The largest island in the Netherlands Antilles in the Caribbean Sea, Curaçao’s history combines Dutch colonialism with Portuguese, Spanish, native and African influences. It is haunted and shaped by the slave trade. Because of its importance as a world pt, Curaçao remains a noticeably international island, as seen in its faces, language, music and cuisine.

Most residents in Willemstad speak English (and Spanish and Dutch), so you needn’t enroll in Papiamento classes before your trip.

Museum enlightens as well as entertains
Even if you’re not staying at the Hotel Kura Hulanda in Otrobanda, a gorgeous resort with winding avenues lined with boutiques and private garden areas with African sculptures, be sure to check out the museums housed on this former plantation property. The rooms devoted to the slave trade cover not only Curaçao’s role in this dark aspect of our past but the entire history of the trade. Here you can descend a ladder into a tiny, cramped space that is a recreation of the cabin area in which slaves were transported on slave ships.

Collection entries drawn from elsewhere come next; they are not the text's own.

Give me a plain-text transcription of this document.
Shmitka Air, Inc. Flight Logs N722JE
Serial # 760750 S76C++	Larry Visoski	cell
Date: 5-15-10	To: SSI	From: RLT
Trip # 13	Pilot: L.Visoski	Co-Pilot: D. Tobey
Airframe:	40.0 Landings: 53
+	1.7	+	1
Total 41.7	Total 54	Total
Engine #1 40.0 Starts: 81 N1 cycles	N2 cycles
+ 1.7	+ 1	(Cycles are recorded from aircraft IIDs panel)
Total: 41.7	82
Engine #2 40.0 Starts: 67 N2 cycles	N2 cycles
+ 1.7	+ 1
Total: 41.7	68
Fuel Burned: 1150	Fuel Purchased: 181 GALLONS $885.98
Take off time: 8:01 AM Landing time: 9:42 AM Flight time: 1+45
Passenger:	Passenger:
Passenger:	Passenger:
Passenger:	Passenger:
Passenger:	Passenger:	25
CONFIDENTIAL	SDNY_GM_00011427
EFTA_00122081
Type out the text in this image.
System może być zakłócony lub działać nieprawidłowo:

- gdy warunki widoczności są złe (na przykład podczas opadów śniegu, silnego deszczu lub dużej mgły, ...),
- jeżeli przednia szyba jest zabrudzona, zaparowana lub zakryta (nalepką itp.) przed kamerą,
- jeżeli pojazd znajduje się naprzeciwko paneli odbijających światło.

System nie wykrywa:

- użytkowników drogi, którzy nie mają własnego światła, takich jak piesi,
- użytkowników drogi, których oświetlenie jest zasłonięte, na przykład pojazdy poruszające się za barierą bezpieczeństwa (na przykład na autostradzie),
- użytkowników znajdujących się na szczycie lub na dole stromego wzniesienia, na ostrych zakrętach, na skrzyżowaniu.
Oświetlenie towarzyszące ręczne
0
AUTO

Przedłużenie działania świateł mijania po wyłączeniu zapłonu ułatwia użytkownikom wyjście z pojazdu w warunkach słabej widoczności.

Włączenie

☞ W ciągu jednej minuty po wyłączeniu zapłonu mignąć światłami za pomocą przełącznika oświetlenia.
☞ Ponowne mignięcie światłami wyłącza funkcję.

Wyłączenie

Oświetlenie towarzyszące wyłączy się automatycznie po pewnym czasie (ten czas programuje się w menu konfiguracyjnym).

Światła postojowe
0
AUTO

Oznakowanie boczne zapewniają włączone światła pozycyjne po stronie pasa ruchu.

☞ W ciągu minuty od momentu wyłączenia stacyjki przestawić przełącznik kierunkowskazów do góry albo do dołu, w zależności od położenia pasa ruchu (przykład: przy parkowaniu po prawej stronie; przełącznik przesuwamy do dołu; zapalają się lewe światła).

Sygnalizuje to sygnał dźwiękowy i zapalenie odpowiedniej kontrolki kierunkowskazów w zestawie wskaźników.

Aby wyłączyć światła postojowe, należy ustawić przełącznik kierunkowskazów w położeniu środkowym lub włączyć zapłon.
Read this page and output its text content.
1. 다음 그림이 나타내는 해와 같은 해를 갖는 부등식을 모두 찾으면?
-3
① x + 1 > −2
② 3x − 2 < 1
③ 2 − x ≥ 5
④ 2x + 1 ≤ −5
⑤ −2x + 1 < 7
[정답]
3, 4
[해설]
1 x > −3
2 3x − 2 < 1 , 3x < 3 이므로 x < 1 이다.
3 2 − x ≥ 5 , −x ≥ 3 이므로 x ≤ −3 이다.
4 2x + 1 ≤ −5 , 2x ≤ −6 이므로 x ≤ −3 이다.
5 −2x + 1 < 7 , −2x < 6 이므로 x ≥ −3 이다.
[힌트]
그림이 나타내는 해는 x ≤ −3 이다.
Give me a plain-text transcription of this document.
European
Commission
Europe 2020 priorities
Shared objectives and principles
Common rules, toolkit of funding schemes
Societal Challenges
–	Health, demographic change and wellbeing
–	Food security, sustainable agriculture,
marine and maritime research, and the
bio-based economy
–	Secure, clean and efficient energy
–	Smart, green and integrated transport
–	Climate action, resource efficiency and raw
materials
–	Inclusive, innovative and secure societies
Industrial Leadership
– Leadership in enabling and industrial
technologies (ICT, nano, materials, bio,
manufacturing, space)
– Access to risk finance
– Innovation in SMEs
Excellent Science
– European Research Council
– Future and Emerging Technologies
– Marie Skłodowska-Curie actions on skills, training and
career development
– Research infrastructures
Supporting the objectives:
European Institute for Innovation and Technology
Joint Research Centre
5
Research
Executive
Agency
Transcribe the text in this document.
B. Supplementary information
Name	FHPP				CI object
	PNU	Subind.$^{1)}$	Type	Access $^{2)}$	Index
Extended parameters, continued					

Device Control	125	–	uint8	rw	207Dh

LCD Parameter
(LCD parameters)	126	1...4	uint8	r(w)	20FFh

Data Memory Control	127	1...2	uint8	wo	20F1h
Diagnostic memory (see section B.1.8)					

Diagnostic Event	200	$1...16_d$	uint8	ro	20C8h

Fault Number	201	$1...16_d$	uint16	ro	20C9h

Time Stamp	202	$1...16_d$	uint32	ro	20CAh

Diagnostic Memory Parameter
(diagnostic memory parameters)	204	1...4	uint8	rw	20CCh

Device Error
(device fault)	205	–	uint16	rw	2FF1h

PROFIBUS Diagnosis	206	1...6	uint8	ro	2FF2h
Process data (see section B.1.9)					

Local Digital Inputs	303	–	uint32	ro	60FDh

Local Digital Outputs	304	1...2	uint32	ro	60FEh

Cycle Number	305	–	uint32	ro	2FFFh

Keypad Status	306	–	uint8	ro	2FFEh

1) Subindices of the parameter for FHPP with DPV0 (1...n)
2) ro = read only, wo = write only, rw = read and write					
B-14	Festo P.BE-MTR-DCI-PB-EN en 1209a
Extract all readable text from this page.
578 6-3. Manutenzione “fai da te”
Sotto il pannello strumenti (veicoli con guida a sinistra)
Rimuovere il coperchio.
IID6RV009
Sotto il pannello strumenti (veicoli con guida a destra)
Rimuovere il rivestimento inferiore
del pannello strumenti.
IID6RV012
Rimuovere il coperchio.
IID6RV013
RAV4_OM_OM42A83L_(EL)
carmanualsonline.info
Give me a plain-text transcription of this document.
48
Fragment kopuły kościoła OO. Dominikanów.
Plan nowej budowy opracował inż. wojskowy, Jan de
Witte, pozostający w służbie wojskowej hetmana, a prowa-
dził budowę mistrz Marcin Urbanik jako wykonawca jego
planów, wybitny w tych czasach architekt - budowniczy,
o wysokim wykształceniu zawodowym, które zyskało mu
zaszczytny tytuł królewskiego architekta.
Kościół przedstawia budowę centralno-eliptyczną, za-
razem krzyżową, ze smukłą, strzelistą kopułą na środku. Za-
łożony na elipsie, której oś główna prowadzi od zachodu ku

Just outside Willemstad, visit Den Paradera, or herb garden, run by Dina Veeris. Dina’s knowledge of plants and herbs has been passed down to her orally. With more than 300 species of plants and trees, the garden is radiant with sunlight and lush greens. In it, she claims, are cures for a slew of maladies: hair loss, high blood pressure, diabetes, menopause and impotence. She works with a doctor so none of her “perscriptions” conflict with a customer’s condition or medication.

After meandering through fragrant rows of herbs and plants, duck into the small store on the property where you can pick up essential oils, soaps made from aloe, mud or coconut, and charming hand-crafted dolls.

Don’t miss the Seaquarium
Curaçao is home to an excellent aquarium, complete with dolphin shows, touch tanks, an observatory where you can hand-feed sharks and an underwater park to explore snorkel- or scuba-style. (The Seaquarium was built on an old garbage dump by an ex-pat Canadian.)

Curaçao is famous for the liqueur that bears its name. At the distillery in the Chobolobo Mansion, you’ll learn there is only one genuine “Curaçao of Curaçao” liqueur. Derived from the laraha fruit, a bitter orange native to the island, the liqueur has a natural citrus flavour.

No visit to this tropical paradise would be complete without lazy days lounging on one of its many beaches or exploring the countryside. The western part of the island is known for its sandy stretches, from the very tiny and secluded to the vast and crowded. Whatever your fancy, you’re guaranteed warm sands and turquoise waters.